Огромная пестрая река драгун, гусаров, кирасиров потекла по полю, обгоняя темно-зеленую змею полков Неверовского, медленно ползущую по обсаженному березами и дубами Смоленскому тракту.

Новую атаку французы провели одновременно с двух сторон. Но толку добиться не удалось. Идущий в авангарде Виленский полк показал, что его солдаты стреляют не хуже егерей и полтавцев, расположившихся в арьергарде. Отбив атаку, виленцы под прикрытием товарищей расчистили дорогу от трупов французов, и колонна снова двинулась вперед.

Рядовой симбирского полка Федор Антонов, два месяца назад ставший солдатом, оказался во время очередного перехода между атаками рядом с командиром батальона.

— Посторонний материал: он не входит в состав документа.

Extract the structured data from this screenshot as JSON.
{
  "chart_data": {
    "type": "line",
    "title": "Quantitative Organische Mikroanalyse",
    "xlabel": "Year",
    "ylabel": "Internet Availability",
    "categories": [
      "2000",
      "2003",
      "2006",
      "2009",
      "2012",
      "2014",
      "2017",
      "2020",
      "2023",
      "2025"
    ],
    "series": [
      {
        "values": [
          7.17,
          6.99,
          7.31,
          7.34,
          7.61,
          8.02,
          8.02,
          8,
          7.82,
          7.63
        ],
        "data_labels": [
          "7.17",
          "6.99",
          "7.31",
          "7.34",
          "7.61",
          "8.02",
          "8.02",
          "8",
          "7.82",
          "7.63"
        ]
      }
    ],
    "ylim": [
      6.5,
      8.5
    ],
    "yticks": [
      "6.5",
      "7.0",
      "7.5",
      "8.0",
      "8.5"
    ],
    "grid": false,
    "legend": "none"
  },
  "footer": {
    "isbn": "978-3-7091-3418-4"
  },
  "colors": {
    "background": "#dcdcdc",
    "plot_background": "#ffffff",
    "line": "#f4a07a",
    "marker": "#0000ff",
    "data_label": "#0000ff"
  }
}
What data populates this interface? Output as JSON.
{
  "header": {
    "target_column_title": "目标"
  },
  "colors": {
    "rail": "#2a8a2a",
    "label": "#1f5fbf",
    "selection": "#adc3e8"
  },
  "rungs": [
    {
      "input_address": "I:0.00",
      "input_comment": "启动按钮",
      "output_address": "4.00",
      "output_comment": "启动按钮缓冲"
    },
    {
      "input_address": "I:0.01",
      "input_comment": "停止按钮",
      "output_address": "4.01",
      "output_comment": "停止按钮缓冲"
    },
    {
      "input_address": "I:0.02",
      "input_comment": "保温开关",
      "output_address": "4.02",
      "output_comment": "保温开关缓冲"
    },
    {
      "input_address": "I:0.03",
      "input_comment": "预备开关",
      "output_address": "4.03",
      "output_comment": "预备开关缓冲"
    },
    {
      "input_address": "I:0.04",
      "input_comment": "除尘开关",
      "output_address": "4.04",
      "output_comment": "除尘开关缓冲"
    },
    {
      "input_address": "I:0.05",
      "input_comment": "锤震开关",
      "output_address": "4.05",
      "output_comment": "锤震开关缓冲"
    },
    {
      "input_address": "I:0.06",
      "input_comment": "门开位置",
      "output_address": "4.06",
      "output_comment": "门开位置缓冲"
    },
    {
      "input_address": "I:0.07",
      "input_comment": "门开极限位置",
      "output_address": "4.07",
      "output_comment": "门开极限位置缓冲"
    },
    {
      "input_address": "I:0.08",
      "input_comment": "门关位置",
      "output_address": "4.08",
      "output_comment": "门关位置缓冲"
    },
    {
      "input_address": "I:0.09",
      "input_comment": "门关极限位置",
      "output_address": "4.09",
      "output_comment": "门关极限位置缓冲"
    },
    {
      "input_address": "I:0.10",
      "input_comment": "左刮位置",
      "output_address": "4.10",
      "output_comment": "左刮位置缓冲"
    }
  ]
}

— Ваше высокоблагородие, — приложив пальцы к козырьку кивера, запекшимися от жары губами, молвил Федор, — дозвольте в первый ряд к егерям перейти. Четыре часа бьемся с супостатами, а я не выстрелил ни разу. А я метко стреляю, ваше высокоблагородие, меня даже командир дивизии похвалил на учениях.

— А я помню, солдат! — вдруг улыбнулся подполковник. — Рядом же стояли, когда Дмитрий Петрович тебя хвалил.

— Так дозвольте?

— Нет, не могу.

— Почему, ваше высокоблагородие?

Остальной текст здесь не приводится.